One notable example is the Le Havre floating LNG terminal in France, operated by TotalEnergies. Commissioned in 2023 as an emergency response to energy shortages, the Cape Ann floating storage and regasification unit (FSRU) was expected to boost LNG imports. However, months later, the terminal has remained largely idle, with market participants favoring onshore terminals due to their lower operational costs. The cost differential between floating and onshore LNG regasification facilities primarily stems from leasing fees, fuel consumption, and maintenance expenses, which together make floating terminals a less competitive alternative. In Germany, a similar trend is evident, where newly established floating LNG terminals see less utilization than initially anticipated, underscoring the challenges associated with long-term reliance on such infrastructure.
The financial impact of these idle floating terminals extends beyond individual companies like TotalEnergies. LNG cargo owners and traders are taking note of the price discrepancies, opting to divert supplies to more cost-efficient destinations within Europe or Asia. This has placed further pressure on European gas prices, which have remained volatile due to persistent supply chain uncertainties. Benchmark European natural gas futures, such as the Dutch TTF contract ($NG=F), have experienced significant fluctuations throughout 2024, highlighting the fragile nature of the continent’s energy supply chain. Additionally, energy majors such as ExxonMobil ($XOM) continue to assess the economic feasibility of new LNG investments, particularly in regions where infrastructure costs are more competitive.

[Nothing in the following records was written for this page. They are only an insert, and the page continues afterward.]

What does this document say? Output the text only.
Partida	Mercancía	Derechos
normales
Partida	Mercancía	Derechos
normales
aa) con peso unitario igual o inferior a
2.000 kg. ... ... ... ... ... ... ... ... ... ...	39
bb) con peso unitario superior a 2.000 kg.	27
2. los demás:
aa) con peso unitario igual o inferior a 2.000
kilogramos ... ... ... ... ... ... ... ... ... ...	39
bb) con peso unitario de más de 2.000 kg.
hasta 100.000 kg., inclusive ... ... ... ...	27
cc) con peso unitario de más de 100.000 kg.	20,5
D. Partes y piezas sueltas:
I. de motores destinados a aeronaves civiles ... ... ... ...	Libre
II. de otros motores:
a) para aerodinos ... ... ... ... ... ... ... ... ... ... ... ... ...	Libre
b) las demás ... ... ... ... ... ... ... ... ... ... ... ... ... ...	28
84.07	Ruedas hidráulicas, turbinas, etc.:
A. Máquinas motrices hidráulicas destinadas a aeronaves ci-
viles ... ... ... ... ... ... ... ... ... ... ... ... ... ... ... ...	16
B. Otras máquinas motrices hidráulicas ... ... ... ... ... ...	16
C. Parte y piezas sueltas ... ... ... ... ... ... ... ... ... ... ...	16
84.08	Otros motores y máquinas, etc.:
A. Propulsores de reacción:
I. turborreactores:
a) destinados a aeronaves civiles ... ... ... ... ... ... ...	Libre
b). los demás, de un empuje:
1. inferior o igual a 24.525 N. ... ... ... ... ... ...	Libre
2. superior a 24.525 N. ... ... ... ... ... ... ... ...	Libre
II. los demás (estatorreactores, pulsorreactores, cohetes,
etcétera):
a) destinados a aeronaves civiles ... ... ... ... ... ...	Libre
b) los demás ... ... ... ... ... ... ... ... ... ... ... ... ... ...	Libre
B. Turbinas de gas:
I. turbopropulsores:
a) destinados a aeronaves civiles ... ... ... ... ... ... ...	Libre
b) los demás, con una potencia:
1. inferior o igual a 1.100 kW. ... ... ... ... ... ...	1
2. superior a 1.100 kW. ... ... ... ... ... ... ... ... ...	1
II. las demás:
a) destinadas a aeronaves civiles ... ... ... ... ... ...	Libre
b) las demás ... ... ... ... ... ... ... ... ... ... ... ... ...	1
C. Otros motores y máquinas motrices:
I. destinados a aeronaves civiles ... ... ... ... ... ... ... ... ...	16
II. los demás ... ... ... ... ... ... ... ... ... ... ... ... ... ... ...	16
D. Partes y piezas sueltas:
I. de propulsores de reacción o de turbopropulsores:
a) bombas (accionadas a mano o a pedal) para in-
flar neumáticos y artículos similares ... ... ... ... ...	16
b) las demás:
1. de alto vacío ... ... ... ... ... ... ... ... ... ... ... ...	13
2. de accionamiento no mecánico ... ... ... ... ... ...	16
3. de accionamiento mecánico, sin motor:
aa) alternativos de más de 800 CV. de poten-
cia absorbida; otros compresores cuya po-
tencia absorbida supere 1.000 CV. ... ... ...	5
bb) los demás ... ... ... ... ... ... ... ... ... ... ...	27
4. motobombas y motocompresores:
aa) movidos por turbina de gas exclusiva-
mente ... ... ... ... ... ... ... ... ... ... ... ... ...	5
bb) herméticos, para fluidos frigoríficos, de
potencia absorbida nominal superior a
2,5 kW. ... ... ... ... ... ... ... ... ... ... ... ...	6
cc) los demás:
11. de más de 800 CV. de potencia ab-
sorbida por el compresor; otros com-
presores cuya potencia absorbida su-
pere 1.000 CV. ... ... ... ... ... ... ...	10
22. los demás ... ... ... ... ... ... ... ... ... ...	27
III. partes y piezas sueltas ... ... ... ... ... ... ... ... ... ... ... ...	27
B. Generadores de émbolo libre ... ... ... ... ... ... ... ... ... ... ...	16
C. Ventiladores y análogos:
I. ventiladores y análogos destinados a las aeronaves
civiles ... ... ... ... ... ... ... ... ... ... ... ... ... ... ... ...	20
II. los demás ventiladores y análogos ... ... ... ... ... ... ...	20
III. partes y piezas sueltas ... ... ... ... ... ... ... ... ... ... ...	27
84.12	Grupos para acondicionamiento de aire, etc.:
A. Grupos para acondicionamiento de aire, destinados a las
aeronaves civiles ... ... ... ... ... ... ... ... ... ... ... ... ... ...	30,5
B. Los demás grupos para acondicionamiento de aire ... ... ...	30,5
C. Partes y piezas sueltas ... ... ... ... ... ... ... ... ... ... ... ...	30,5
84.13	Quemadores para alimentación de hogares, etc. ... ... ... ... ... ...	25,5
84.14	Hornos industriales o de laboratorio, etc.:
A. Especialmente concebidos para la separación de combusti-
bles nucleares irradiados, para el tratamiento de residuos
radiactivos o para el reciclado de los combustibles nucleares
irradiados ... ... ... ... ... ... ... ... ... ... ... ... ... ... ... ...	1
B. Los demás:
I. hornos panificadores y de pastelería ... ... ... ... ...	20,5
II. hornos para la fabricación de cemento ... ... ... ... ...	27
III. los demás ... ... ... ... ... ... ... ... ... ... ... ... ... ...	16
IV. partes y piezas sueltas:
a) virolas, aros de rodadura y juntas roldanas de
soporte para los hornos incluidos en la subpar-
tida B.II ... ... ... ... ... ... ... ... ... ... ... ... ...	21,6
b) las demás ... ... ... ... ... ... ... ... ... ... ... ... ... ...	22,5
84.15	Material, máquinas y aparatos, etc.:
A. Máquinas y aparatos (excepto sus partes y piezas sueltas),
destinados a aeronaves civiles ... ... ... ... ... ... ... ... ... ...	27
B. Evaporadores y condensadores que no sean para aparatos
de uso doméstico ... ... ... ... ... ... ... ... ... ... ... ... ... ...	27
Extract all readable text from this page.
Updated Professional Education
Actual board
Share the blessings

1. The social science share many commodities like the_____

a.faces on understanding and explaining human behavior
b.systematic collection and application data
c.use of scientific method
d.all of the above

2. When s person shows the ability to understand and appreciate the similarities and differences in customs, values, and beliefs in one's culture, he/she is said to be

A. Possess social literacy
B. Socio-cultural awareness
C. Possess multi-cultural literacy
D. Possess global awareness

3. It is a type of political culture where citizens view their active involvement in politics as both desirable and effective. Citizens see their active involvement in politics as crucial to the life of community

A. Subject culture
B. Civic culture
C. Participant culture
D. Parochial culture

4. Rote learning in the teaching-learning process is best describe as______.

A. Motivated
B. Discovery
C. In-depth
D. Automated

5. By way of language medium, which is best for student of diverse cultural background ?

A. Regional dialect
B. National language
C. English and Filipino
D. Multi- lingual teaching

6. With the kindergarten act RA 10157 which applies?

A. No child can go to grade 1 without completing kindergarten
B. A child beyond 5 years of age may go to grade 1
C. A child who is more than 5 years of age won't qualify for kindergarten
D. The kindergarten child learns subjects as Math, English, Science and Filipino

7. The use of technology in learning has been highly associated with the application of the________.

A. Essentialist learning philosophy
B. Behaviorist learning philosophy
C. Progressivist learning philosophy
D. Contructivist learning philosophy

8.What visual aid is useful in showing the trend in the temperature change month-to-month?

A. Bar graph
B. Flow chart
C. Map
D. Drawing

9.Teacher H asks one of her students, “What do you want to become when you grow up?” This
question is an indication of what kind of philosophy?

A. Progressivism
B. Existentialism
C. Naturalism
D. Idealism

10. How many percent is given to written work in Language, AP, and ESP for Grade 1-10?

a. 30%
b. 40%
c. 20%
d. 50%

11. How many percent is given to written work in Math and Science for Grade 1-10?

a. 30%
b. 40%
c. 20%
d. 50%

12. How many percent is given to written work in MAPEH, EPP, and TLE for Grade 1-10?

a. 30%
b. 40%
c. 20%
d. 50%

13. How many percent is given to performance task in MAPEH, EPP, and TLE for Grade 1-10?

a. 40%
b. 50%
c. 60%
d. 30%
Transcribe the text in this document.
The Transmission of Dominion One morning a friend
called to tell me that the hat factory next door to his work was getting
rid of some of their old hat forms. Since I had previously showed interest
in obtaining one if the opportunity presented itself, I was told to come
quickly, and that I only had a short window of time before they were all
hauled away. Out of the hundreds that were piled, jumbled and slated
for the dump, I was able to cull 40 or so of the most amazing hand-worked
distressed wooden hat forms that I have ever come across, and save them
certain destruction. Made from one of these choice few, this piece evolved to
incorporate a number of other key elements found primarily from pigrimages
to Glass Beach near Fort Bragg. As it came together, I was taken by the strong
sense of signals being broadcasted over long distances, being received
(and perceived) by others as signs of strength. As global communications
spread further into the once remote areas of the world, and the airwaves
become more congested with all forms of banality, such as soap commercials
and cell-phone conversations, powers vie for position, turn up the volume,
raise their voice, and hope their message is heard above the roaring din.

Looking ahead, the underutilization of floating LNG terminals raises questions about their long-term viability. While they provided a crucial stopgap measure in the immediate aftermath of the Russian gas import cut, their financial sustainability remains uncertain. European policymakers may need to reconsider their LNG strategy to ensure cost-effectiveness while maintaining energy security. Investments in expanding onshore regasification capacity, along with strengthening long-term LNG supply contracts, could provide a more sustainable path forward. Meanwhile, companies like TotalEnergies ($TOT) face strategic decisions regarding the profitability of their floating LNG operations as competition from traditional gas infrastructure continues to dictate market dynamics.